CUANDO LO CHICO JUEGA A FAVOR. Seven Spires – Club Cultural Bula (21/04/2026)

Seven Spires tocó en una sala más chica de la prevista y, contra todo pronóstico, eso terminó jugando a favor. El pase de Uniclub a BULA achicó el escenario, la distancia y también el margen de error. Posiblemente por precios altos en un momento económico complicado, por la difusión o por una fecha incómoda, había menos gente de la esperada, pero lo que se generó tuvo otra densidad. Todo se sintió más directo, más cercano y más único en cierto modo.

El primero en el lineup fue Innerforce que abrió la noche con un power metal firme, sin rodeos, ideal para poner en marcha la fecha. Después, Intrascendence, llegados desde Chile, cambiaron el clima con temas más largos, estructuras más abiertas y un enfoque progresivo que amplió el rango. Dos propuestas muy distintas que terminaron funcionando bien en conjunto.

Y entonces, Seven Spires. La banda de Boston llegó con varios discos que la vienen empujando dentro del circuito como “Solveig”, “Emerald Seas”, “Gods of Debauchery” y una identidad difícil de encasillar. Hay base sinfónica, hay power, hay momentos extremos y cierto pulso teatral que aparece y se va. Lo destacable es que en vivo, todo eso encuentra una coherencia bastante natural.

El set recorrió distintas etapas del grupo sin sentirse fragmentado. “Songs Upon Wine-Stained Tongues”, “Almosttown” y “No Words Exchanged” marcaron un arranque sólido, con esa mezcla de melodía y cambios de intensidad que la banda maneja con soltura. En general, la sensación fue de continuidad más que de temas sueltos.

Adrienne Cowan concentra buena parte de la atención, pero no sólo por su presencia y estética. Lo que destaca es el control. Cambia de registro lírico a gutural con una naturalidad que, en un espacio chico, impacta mucho más. 

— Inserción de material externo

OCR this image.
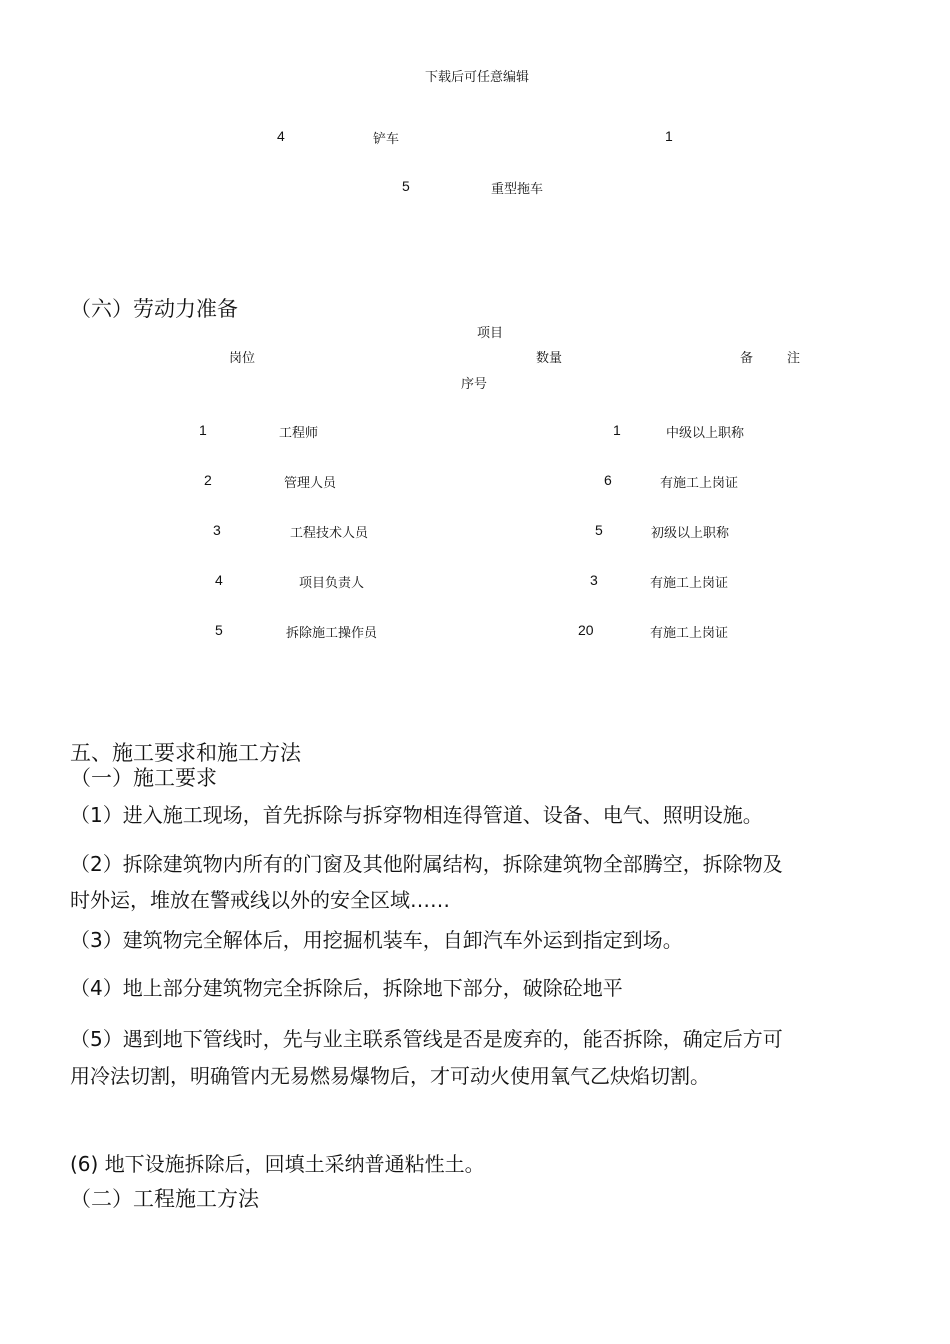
下载后可任意编辑
4	铲车	1
5	重型拖车
（六）劳动力准备
项目
岗位	数量	备	注
序号
1	工程师	1	中级以上职称
2	管理人员	6	有施工上岗证
3	工程技术人员	5	初级以上职称
4	项目负责人	3	有施工上岗证
5	拆除施工操作员	20	有施工上岗证
五、施工要求和施工方法
（一）施工要求
（1）进入施工现场，首先拆除与拆穿物相连得管道、设备、电气、照明设施。
（2）拆除建筑物内所有的门窗及其他附属结构，拆除建筑物全部腾空，拆除物及
时外运，堆放在警戒线以外的安全区域……
（3）建筑物完全解体后，用挖掘机装车，自卸汽车外运到指定到场。
（4）地上部分建筑物完全拆除后，拆除地下部分，破除砼地平
（5）遇到地下管线时，先与业主联系管线是否是废弃的，能否拆除，确定后方可
用冷法切割，明确管内无易燃易爆物后，才可动火使用氧气乙炔焰切割。
(6) 地下设施拆除后，回填土采纳普通粘性土。
（二）工程施工方法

Al mismo tiempo, la banda funciona como bloque y ahí aparece uno de sus puntos fuertes. El manejo de los contrastes está integrado al armado del show. “Love’s Souvenir” y “The Old Hurt of Being Left Behind” bajaron la intensidad y generaron un momento más íntimo, sostenido por el silencio y la atención del público, algo que, sin dudas, en una sala más grande sería más difícil de lograr.

Entre temas, la conexión fue super perceptible. Cowan se tomó un momento para frenar y poner en palabras lo que estaba pasando, sorprendida por estar tocando tan lejos de donde nacieron esas canciones. Su emoción pareció sincera y para nada afectada por la baja concurrencia. Peter de Reyna, por su lado, se movió con otro tono. Cuando apareció el “olé olé”, se rió, trató de entenderlo y preguntó si tenía que ver con el fútbol. Después sumó un comentario simple, celebrando que la escena local del metal siga activa. En el contexto de la noche, ese tipo de cosas sumaron cercanía.

El cierre con “Gods of Debauchery” mantuvo la línea del resto del show. La intensidad se sostuvo sin necesidad de un pico final marcado. El formato más chico permitió ver detalles que muchas veces quedan diluidos, desde gestos mínimos hasta la interacción constante entre los músicos y quiénes estaban presentes.

Cuando terminó, la salida fue tranquila. Parte del público empezó a irse, pero Peter de Reyna se quedó en el escenario, avisando que podía firmar cosas, sacarse fotos y charlar con quien se acercara. Un gesto simple que encajó perfecto con el tono general de la fecha.

La primera visita de Seven Spires a Buenos Aires quedó lejos de cualquier lógica de masividad. Lo que se dio fue un encuentro cercano, con una banda en crecimiento y un público que respondió desde la entrega. Un gran recuerdo para todos.